Howdy, Stranger!

It looks like you're new here. If you want to get involved, click one of these buttons!


ZxHost Failure - OpenVZ
New on LowEndTalk? Please Register and read our Community Rules.

All new Registrations are manually reviewed and approved, so a short delay after registration may occur before your account becomes active.

ZxHost Failure - OpenVZ

I've been at ZHost for two years, and I've never had a problem.

On March 25 I received this mail

Since then, I have not had any news, and the VPS does not work.

Did other people have the same problem?

Hello Stephane,

The node your OpenVZ VM operates on has been effected by a RAID failure before all migrations to our KVM enviornment could be fully completed.

We are working to restore the data if possible from the RAID set, however to get you back online asap we are looking to setup your new KVM VM.

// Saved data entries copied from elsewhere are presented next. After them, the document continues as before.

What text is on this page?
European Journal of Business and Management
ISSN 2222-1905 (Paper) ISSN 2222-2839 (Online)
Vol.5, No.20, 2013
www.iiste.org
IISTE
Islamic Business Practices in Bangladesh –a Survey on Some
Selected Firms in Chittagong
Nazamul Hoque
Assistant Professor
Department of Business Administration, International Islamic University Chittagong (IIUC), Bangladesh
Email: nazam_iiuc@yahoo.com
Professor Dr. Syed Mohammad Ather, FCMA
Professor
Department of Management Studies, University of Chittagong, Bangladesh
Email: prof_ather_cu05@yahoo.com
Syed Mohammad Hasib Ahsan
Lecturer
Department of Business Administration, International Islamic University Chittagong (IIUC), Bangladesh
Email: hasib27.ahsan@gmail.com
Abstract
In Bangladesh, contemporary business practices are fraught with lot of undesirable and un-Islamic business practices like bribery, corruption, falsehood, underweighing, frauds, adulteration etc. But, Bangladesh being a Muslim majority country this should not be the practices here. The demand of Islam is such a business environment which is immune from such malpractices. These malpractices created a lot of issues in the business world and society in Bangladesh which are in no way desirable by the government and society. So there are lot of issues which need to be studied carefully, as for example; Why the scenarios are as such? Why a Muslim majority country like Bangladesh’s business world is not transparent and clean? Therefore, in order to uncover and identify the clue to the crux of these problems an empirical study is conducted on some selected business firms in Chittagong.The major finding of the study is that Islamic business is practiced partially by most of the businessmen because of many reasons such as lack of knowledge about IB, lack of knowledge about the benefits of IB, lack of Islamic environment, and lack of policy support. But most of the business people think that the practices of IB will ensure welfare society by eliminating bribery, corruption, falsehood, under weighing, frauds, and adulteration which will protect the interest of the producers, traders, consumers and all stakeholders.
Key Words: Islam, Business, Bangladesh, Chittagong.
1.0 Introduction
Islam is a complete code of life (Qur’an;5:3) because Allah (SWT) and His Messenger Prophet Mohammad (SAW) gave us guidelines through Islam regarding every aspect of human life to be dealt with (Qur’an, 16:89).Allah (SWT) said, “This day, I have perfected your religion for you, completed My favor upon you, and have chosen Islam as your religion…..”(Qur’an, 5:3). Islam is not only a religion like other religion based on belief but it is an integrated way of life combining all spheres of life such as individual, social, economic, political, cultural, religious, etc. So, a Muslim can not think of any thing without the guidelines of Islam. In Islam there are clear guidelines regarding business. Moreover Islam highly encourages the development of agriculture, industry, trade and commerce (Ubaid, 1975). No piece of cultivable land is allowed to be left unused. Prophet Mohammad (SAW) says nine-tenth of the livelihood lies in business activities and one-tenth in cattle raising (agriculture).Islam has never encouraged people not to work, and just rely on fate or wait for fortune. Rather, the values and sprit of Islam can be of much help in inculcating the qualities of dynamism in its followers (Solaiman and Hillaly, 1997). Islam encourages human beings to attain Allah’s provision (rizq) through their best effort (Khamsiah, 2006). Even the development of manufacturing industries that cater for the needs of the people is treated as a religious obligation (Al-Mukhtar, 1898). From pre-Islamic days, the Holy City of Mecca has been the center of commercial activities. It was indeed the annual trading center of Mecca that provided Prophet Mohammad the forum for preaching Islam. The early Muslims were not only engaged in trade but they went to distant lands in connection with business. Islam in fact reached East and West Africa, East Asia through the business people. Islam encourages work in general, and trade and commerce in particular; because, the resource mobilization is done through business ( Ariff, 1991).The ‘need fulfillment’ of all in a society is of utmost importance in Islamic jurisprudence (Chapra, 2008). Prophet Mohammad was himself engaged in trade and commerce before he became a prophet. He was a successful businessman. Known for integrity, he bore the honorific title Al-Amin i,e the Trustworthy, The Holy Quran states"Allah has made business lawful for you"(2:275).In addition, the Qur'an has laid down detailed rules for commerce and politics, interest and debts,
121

If you can please reply to this email with the OS you require along with any further requirement's, we will be providing an extension of 1 month to all effected services.

Thanks,

ZXHost

Comments

  • NekkiNekki Veteran

    Did you reply to the email?

    Thanked by 1netomx
  • jarjar Patron Provider, Top Host, Veteran
    edited April 2017

    comeback said: Did other people have the same problem?

    Nope, you're the only one on the node! RAID failures generally only cause problems for one person. I've never heard of one happening before though.

    :)

  • BopieBopie Member

    @jarland i almost thought that your comment was from @nekki had to check the names twice ;)

  • @jarland said:

    comeback said: Did other people have the same problem?

    Nope, you're the only one on the node! RAID failures generally only cause problems for one person. I've never heard of one happening before though.

    :)

    I have misunderstood myself,

    Have you ever had this problem with another provider?

    Do you think they can fix it?

  • NekkiNekki Veteran

    @Bopie said:
    @jarland i almost thought that your comment was from @nekki had to check the names twice ;)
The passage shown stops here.